When I run this code, the tqdm progress bar appears, but it doesn't update. It's as if the computation isn't starting at all. What could be the cause of this issue? How can I get the progress bar to update correctly?


Solution

  • I have just tried to reproduce your code, and the problem is not with tqdm, it's the way you're using multiprocessing.Pool().
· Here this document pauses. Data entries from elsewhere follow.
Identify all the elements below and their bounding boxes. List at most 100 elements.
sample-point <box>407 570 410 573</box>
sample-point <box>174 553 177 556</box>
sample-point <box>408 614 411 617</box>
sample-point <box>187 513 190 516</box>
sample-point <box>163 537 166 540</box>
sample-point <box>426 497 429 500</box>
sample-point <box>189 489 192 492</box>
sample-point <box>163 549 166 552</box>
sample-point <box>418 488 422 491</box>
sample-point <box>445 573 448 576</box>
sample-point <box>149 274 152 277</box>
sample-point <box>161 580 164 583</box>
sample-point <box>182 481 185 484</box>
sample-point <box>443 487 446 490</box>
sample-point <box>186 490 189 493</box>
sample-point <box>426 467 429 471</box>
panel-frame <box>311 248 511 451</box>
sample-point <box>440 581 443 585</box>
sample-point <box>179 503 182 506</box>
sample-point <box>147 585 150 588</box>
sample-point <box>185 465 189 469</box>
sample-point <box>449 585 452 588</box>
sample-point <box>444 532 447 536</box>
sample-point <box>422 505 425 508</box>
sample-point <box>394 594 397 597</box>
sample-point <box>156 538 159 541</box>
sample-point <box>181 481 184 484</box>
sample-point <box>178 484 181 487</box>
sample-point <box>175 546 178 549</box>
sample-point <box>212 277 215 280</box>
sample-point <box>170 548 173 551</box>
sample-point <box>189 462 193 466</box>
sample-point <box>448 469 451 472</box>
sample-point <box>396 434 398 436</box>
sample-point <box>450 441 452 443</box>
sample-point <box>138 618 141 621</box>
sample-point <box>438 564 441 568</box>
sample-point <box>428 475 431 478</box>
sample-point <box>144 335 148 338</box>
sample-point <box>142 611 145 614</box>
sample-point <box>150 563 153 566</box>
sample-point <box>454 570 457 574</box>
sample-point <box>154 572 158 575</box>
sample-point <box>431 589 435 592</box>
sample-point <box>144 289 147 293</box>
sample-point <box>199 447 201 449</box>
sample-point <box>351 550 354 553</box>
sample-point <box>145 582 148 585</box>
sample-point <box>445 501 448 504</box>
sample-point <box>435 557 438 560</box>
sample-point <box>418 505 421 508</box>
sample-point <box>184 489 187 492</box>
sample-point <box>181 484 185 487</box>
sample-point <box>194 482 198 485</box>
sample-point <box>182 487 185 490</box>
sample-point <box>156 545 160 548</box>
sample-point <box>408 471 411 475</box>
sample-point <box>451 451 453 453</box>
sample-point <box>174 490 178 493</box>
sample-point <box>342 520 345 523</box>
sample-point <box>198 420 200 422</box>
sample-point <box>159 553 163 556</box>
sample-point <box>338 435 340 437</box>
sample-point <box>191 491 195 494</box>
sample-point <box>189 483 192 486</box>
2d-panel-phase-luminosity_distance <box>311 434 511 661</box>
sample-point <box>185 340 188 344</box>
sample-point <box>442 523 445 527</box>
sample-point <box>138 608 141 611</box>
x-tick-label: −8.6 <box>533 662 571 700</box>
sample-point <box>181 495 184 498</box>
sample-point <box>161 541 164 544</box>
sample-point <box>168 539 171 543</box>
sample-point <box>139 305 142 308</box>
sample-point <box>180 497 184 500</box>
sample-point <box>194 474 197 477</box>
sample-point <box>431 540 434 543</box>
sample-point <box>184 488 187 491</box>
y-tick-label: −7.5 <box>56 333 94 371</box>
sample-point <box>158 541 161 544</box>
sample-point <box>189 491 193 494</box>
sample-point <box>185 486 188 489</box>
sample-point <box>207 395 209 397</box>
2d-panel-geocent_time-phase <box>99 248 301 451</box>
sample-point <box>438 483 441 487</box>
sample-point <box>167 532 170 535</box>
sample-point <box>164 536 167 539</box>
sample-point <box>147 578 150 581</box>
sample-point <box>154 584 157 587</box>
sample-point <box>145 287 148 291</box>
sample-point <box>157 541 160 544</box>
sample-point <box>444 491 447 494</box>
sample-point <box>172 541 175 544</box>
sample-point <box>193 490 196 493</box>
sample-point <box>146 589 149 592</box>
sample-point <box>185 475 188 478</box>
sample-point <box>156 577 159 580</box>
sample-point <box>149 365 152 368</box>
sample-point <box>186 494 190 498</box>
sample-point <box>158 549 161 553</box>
    When I copied your code verbatim, I got an endless loop of errors telling me something about starting a new process when the first one was not fully initialized, and that's due to the fact that you launch the pool as you load the file instead of doing so in a main() function.

    This code works:

    import numpy as np
    from multiprocessing import Pool
    from tqdm import tqdm
    from functools import partial
    
    
    def compute_feature(i, lidar_data, radius):
        x_center, y_center, z_center = lidar_data[i]
        height = z_center
        bounding_box_x_min = x_center - radius - 5
        bounding_box_x_max = x_center + radius + 5
        bounding_box_y_min = y_center - radius - 5
        bounding_box_y_max = y_center + radius + 5
        points_in_cylinder = []
        z_height = []
    
        for point in lidar_data:
            x, y, z = point
            if bounding_box_x_min <= x <= bounding_box_x_max and bounding_box_y_min <= y <= bounding_box_y_max:
                if z <= z_center:
                    dist_to_center = np.sqrt((x - x_center)**2 + (y - y_center)**2)
                    if dist_to_center <= radius and z_center - height <= z:
                        points_in_cylinder.append(point)
                        z_height.append(z)
    
        points_in_cylinder = np.array(points_in_cylinder)
        z = [round(float(point[2]), 3) for point in points_in_cylinder]
        minimum_z = min(z) if points_in_cylinder.size > 0 else z_center
        feature = z_center - 2 * minimum_z
        return feature
    
    def main():
        # np.random.seed(0)
        lidar_data = np.random.uniform(low=0.0, high=100.0, size=(1000, 3))
        # lidar_data = np.random.uniform(low=0.0, high=100.0, size=(1000, 3))
        radius = 3.0
    
        with Pool() as pool:
            func = partial(compute_feature, lidar_data=lidar_data, radius=radius)
            features = list(tqdm(pool.imap(func, range(lidar_data.shape[0])), total= lidar_data.shape[0], desc="Computing feature"))
    
        features = np.array(features)
        print(features)
    
    if __name__ == "__main__":
        main()
    

    The only change I had to make was move all your "main" code into a function, and add a main guard to call it only once, from the primary process, and not from the forked processes that the pool creates.